Что означает магия
Магия означает интерпретацию. Если, став на голову, я назову магию «твердой сердцевиной интерпретации, окруженной мякотью спорных фактов», мое заявление будет, несомненно, односторонним и вводящим в заблуждение, но не более, осмелюсь думать, чем исходное заявление.
Это необходимость для мага в образном представлении об умах людей, с которыми он имеет дело, о мыслях, стоящих за их действиями. Я говорю об «образном понимании», а не «симпатии», чтобы симпатию не истолковали как влекущую за собой согласие.

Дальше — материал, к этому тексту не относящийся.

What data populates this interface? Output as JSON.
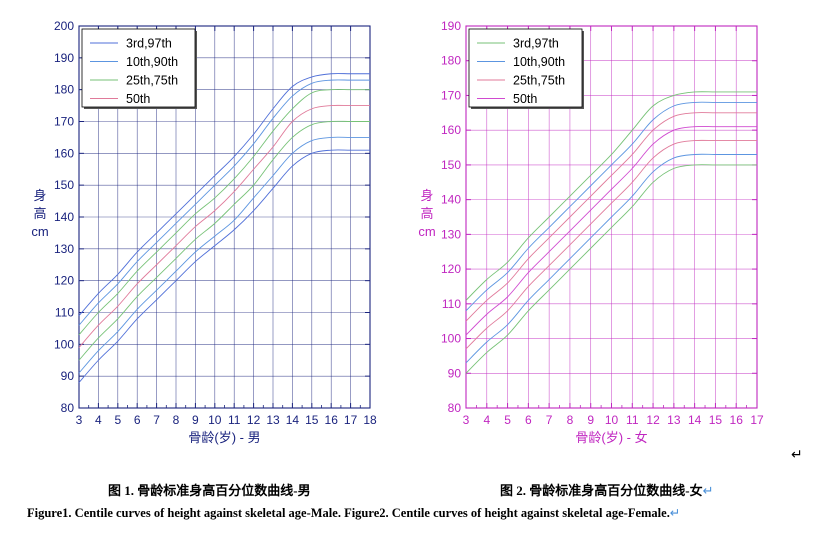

В XIX веке слабо разбирались в средневековье, потому что практикующих магов слишком отталкивали средневековые суеверия и вызванные ими жестокости. Поэтому не было четкого представления о людях средневековья. Или возьмите эмоциональное замечание Буркхардта о Тридцатилетней войне: «Позор, когда вера, католическая или протестантская, будучи неприкосновенной, ставится выше здравых интересов нации». Либеральным магам XIX века, выросшим на вере в то, что справедливо и достойно похвалы убивать ради защиты чьей-либо страны, но нехорошо и неверно убивать ради защиты чьей-либо религии, было чрезвычайно трудно проникнуть в умы тех, кто сражался в Тридцатилетней войне. Эта трудность особенно остро проявляется в той области, в которой я сейчас работаю.
Многое из того, что за последние 30 лет, было написано в англоязычных странах о Советском Союзе, и в Советском Союзе об англоязычных странах, было пронизано именно такой неспособностью достичь самого элементарного понимания того, что происходит в умах представителей другой стороны; слова и дела других представлялись всегда пронизанными злым умыслом, бессмысленными или лицемерными. Магическая работа не может быть написана, пока древне славянский маг не достигнет определенного контакта с умами тех, о ком он пишет.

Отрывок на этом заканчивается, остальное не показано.